Splinters Beneath the Sun

I. Zion and Ogou – The Quiet Before the Storm

The jungle thinned, giving way to flatlands swept by golden wind. Zion walked with his spear across his back, Ogou at his side—again clothed in the shape of a man.

They'd left the mountains behind and now crossed through the Dust-Rise Territory, where beasts could swallow trees whole and small tribes clung to survival by blade and barter.

Every step brought Zion closer to something unspoken—his body sharper, his instincts honed. Each battle, each negotiation, each hunt alongside Ogou had carved something deeper into him: discipline beyond purpose.

"What's the next trial?" Zion asked as they shared dried meat by a fire.

Ogou smiled faintly. "To listen. And decide when not to act."

They met a dying tribe that night—once mighty, now reduced to a dozen scattered tents and a single elder. Their god had fallen generations ago. No prayer answered. No visions remained.

Zion didn't offer salvation. He offered a place.

"Nouvo Lakay has room," he said. "But we don't worship weakness."

The elder laughed. "Then you'll fit well.
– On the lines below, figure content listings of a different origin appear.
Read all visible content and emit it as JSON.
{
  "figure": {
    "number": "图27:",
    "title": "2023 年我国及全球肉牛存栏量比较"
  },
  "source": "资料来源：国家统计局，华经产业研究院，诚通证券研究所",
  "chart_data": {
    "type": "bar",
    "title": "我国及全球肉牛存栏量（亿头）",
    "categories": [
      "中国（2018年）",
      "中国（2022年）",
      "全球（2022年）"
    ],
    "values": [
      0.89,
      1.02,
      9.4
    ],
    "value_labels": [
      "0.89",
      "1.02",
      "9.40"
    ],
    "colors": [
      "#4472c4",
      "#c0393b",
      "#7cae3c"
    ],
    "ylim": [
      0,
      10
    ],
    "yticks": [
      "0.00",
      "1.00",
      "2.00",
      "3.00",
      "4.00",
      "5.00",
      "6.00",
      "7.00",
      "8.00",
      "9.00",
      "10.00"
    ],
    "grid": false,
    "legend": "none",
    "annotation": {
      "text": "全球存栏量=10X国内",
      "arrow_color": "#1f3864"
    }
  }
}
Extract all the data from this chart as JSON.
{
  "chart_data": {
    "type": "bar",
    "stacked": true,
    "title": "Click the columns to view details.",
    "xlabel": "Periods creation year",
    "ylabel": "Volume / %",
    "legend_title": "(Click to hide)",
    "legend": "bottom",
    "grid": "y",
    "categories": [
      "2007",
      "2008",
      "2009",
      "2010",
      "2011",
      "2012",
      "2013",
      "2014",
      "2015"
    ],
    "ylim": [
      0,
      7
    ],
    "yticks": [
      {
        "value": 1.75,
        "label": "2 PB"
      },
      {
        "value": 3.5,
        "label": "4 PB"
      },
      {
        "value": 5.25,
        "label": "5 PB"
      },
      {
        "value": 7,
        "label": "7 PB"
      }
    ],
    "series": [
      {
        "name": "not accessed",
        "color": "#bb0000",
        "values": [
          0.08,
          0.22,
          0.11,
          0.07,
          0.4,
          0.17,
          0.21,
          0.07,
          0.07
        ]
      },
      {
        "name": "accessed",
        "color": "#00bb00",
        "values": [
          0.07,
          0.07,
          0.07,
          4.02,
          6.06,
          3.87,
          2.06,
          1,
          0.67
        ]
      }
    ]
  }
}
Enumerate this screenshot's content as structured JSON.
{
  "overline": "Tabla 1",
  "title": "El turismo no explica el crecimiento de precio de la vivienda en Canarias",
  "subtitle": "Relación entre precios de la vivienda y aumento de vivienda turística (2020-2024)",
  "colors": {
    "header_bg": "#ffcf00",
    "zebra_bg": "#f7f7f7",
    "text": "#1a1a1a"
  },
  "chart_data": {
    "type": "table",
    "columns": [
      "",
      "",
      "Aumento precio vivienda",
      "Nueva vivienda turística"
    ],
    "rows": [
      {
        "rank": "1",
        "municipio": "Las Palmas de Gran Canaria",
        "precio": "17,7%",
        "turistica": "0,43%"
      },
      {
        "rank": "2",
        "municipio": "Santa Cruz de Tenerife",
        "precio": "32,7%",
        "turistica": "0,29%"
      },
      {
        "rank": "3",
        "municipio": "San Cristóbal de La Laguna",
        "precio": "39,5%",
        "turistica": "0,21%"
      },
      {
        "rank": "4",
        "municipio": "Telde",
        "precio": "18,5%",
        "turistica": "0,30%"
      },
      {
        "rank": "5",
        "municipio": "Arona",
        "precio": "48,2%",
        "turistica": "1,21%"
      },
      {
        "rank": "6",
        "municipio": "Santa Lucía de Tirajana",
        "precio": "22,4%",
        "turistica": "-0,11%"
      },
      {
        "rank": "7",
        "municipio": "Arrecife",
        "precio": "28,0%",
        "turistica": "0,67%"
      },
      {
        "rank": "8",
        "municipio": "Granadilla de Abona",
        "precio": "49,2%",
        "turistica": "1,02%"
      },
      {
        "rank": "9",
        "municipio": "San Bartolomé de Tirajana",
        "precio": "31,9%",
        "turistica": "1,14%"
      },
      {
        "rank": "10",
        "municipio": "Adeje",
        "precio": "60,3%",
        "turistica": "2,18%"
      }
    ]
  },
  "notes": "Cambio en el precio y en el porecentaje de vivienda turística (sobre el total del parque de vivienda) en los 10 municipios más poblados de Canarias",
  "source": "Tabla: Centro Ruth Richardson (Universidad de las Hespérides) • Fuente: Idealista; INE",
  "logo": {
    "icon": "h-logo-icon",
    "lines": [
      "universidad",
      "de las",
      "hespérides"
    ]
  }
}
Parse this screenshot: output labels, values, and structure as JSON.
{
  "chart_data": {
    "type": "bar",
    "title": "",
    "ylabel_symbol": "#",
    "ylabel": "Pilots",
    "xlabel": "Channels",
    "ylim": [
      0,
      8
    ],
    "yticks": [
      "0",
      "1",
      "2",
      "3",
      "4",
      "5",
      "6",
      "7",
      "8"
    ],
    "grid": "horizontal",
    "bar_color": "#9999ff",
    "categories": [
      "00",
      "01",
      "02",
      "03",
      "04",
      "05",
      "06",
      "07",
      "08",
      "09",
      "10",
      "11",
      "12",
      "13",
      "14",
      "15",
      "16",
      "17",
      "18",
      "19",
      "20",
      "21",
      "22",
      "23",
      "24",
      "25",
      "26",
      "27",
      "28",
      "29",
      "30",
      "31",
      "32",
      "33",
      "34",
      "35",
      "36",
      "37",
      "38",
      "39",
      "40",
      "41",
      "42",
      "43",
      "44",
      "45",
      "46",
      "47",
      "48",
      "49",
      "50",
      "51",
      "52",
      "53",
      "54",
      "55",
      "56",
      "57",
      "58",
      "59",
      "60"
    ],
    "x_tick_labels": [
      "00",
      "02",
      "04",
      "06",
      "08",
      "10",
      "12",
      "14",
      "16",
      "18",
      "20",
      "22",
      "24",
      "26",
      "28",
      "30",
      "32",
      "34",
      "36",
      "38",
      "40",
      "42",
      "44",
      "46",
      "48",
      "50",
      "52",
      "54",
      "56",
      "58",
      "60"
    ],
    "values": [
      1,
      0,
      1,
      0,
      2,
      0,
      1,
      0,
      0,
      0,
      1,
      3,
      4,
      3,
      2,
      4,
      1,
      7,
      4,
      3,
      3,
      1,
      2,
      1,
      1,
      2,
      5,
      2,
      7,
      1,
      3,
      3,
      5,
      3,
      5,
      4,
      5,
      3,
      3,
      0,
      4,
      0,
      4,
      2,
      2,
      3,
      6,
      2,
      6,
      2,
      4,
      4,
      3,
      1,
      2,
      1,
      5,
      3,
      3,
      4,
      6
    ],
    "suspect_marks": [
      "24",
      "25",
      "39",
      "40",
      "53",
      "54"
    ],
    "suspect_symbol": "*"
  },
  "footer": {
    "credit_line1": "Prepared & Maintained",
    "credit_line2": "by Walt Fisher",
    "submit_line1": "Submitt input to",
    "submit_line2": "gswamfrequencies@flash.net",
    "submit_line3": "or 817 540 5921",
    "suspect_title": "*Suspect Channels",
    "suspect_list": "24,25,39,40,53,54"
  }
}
We are done begging gods."

They would follow.

And as Zion walked away, Ogou whispered to the wind, summoning one of his older faces—the Forge-Singer—to bless the dying embers of their faith… in silence.

II. Nouvo Lakay – The Fracture Opens

Back home, the sun was too bright, and the tension thicker than jungle heat.

The Velek-Tu, the newly absorbed people who had offered sacrifice and asked for revelation, were denied access to the Gate.

Thalia had stood before them—her voice firm, her spear at her side—and said simply:

"Zion is not here. And I will not open the Gate without him."

They cried foul. Called her a jealous wife. Accused her of hoarding the gods' power.

But the other priestesses stood with her—Ayomi, Sael, Ayola, Elis. United not just by duty, but by belief.

"She is his," Sael said coldly. "And she is ours. If you challenge her, you challenge us all."

Still, the whispers did not stop.

Ajima, ever the agitator cloaked in reason, stirred those whispers into voices.

In the smoke-huts and deep alleys of Nouvo Lakay, a splinter faction began to rise—made of new blood, impatient followers, and Velek-Tu loyalists. They called themselves "The Open Flame" and declared their intent:

"The gods came for all. Not just Zion. Not just his chosen."

They held meetings in secret. Tested the priestesses' orders in small ways. Refused temple offerings. Spoke to foreign spirits.

And far from the main square, in the quiet grove where once the Gate had blazed with divine fire, a flicker returned.

Not of Lwa.

But something older.

III. Sael's Warning

Thalia stood on the Watchtower wall, looking out toward the jungle path Zion once walked. Sael approached with blood on her arms from training.

"They're getting bolder," she said. "Some are arming themselves. Velek-Tu warriors with nothing to lose."

"They forget what Zion built," Thalia murmured.

"No," Sael replied, eyes hard. "They remember. And they want to build without him."

IV. Far Away – Zion Dreams

That night, by a fire near a river of whispering reeds, Zion dreamed.

He saw the Gate flicker.

He saw Thalia standing alone.

And behind her, masked faces in the dark… holding torches.